"Coba jelaskan lebih detil seperti apa rupa pria yang mencelakakan saudari Ghania waktu itu.."
Mengingat kejadian kala itu, Bahar kembali mengutuk dirinya sendiri atas kecelakaan yang menimpa Nia. Ia harusnya bisa melindungi keponakannya sendiri.
" yang saya ingat, terakhir kali pria itu memakai kaos polos, celana jeans robek pada bagian lututnya dan satu lagi. Dia memiliki bekas luka permanen di dekat bibirnya.."
"Apa ada ciri fisik lain yang lebih spesifik, atau anda tahu siapa namanya??"
Bahar menggeleng lesu, " hanya ciri-ciri itu yang saya tangkap. Bahkan pisau kecil yang pria itu gunakan untuk mencelakai Nia ia bawa pergi lari, saya tak sempat mengejar dan menangkapnya karena kepanikan saya akan kondisi keponakan saya yang bersimbah darah. Jangankan nama, bahkan saya tak pernah melihat pria itu sebelumnya." jelas Bahar panjang lebar tanpa memandang wajah seorang pemuda berseragam polisi yang tengah duduk santai menginterogasinya.
Tidak nyaman berada dalam posisinya, Bahar memangku kepalanya yang terasa berat.
"Anda tahu karena masalah apa pria misterius itu mencelakai saudari Ghania? Apakah karena motif dendam??"
Mata Bahar berkilat menatap pria muda didepannya.
"Lebih baik anda tanyakan saja langsung kepada yang bersangkutan. Untuk masalah itu saya angkat tangan. Tidak tahu!" Ucap Bahar seraya berlalu meninggalkan beberapa orang yang sejak beberapa menit lalu bertamu kerumahnya.
" terimakasih atas waktunya pak.."
Bahar sudah terlanjur melenggang pergi memasuki kamarnya yang ia biarkan dalam kondisi gelap. Semua jendela ia tutup rapat begitupun dengan lampu yang tak pernah ia biarkan menyala. Ia selalu berdiam diri disana.
Bukan karena ia meratapi nasibnya atas kepergian Istri dan mimpi-mimpinya yang terabaikan.

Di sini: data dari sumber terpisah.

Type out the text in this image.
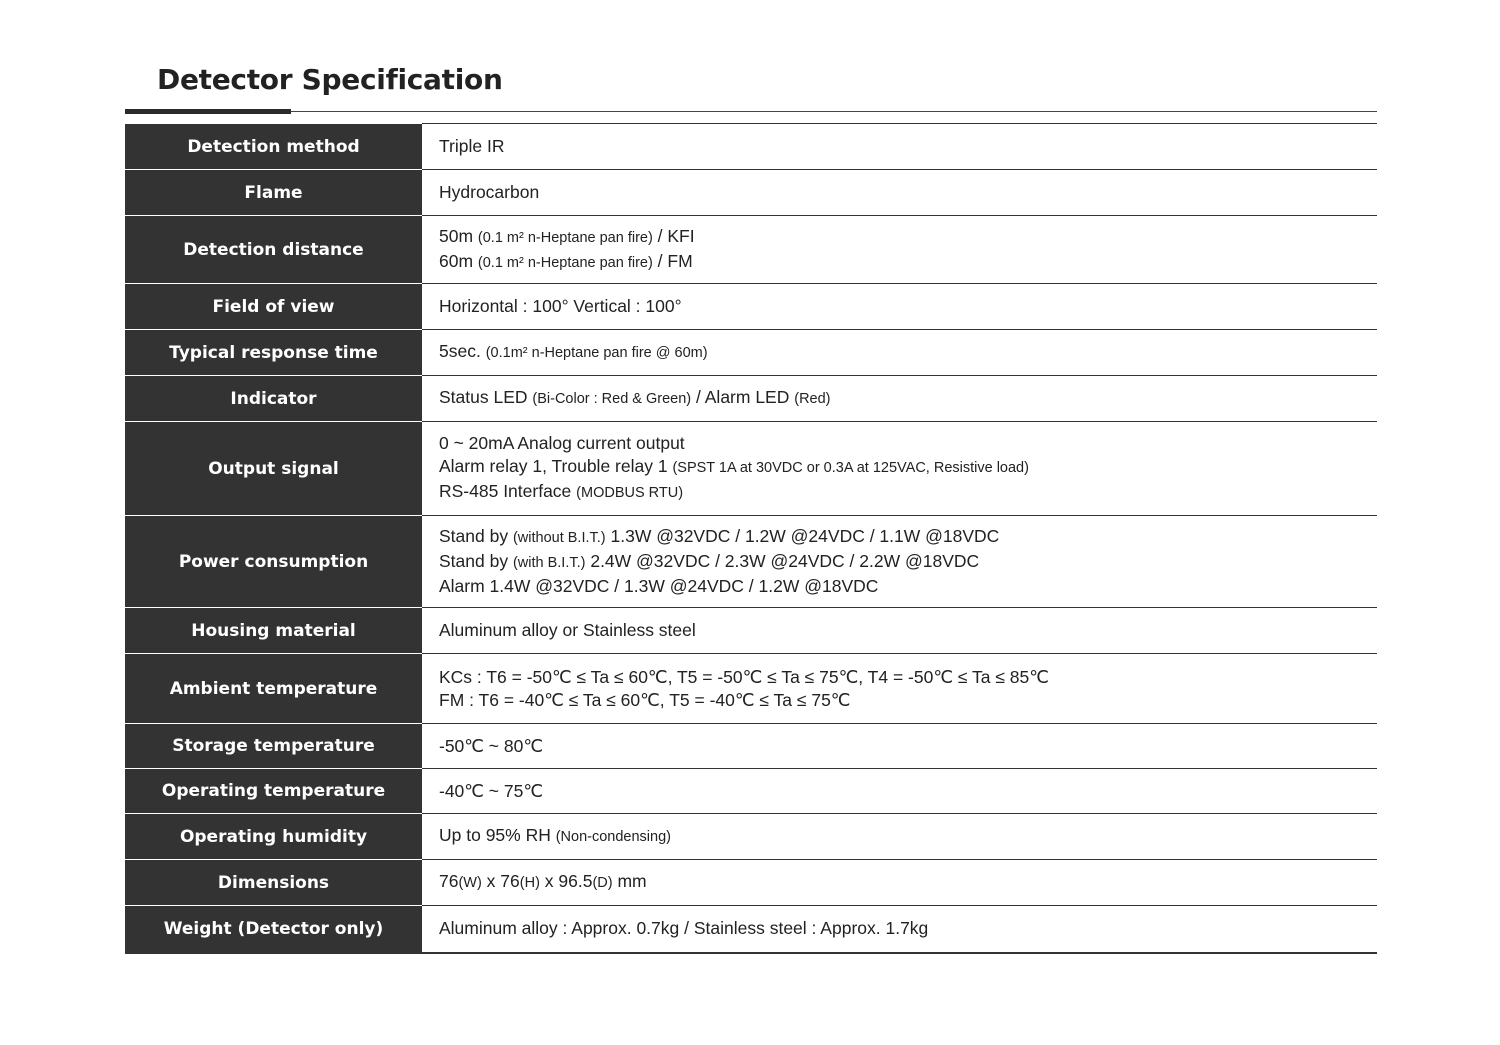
Detector Specification
Detection method	Triple IR

Flame	Hydrocarbon

Detection distance	50m (0.1 m² n-Heptane pan fire) / KFI
60m (0.1 m² n-Heptane pan fire) / FM

Field of view	Horizontal : 100° Vertical : 100°

Typical response time	5sec. (0.1m² n-Heptane pan fire @ 60m)

Indicator	Status LED (Bi-Color : Red & Green) / Alarm LED (Red)

Output signal	0 ~ 20mA Analog current output
Alarm relay 1, Trouble relay 1 (SPST 1A at 30VDC or 0.3A at 125VAC, Resistive load)
RS-485 Interface (MODBUS RTU)

Power consumption	Stand by (without B.I.T.) 1.3W @32VDC / 1.2W @24VDC / 1.1W @18VDC
Stand by (with B.I.T.) 2.4W @32VDC / 2.3W @24VDC / 2.2W @18VDC
Alarm 1.4W @32VDC / 1.3W @24VDC / 1.2W @18VDC

Housing material	Aluminum alloy or Stainless steel

Ambient temperature	KCs : T6 = -50℃ ≤ Ta ≤ 60℃, T5 = -50℃ ≤ Ta ≤ 75℃, T4 = -50℃ ≤ Ta ≤ 85℃
FM : T6 = -40℃ ≤ Ta ≤ 60℃, T5 = -40℃ ≤ Ta ≤ 75℃

Storage temperature	-50℃ ~ 80℃

Operating temperature	-40℃ ~ 75℃

Operating humidity	Up to 95% RH (Non-condensing)

Dimensions	76(W) x 76(H) x 96.5(D) mm

Weight (Detector only)	Aluminum alloy : Approx. 0.7kg / Stainless steel : Approx. 1.7kg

Justru dia merasa bahwa semua itu adalah bentuk kasih sayang-Nya yang diungkapkan dalam bentuk yang berbeda. Ia lebih sering bermuhasabah dan bertafakkur atas nikmat yang selama ini Terima bukan sebagai sebuah kebahagiaan namun lebih ia anggap sebagai derita.
"Hamba tak berhak sepenuhnya atas milik-Mu ya Rabb, apapun itu.., "
■■■■Langkah Nia begitu tak terkendali. Ia beberapa kali tersentak karena kakinya tak sengaja terpleset kerikil halus yang tersebar di sepanjang jalan kecil dihalaman kampus. Wajahnya ia tutupi dengan kain khimar besar yang dia pakai, berusaha menghindari tatapan orang di sekitarnya.
"Yasmin mana si... " Ucapnya sembari berulang kali menghubungi kawannya itu, wajahnya sembap . Ia merasa malu atas kejadian beberapa menit lalu saat berada di dekat parkiran. Banyak mata yang memandangnya tak suka walaupun ia tahu bahwa Razi calon suaminya. Iya, sementara ini orang-orang kampus hanya dia, Yasmin dan Razi yang tahu akan pernikahannya. Selain itu, mereka semua beranggapan bahwa seorang Razi adalah pria yang tak pernah berbuat cela, begitupun Nia yang selalu menghindar dari godaan lelaki manapun yang berusaha mendekatinya.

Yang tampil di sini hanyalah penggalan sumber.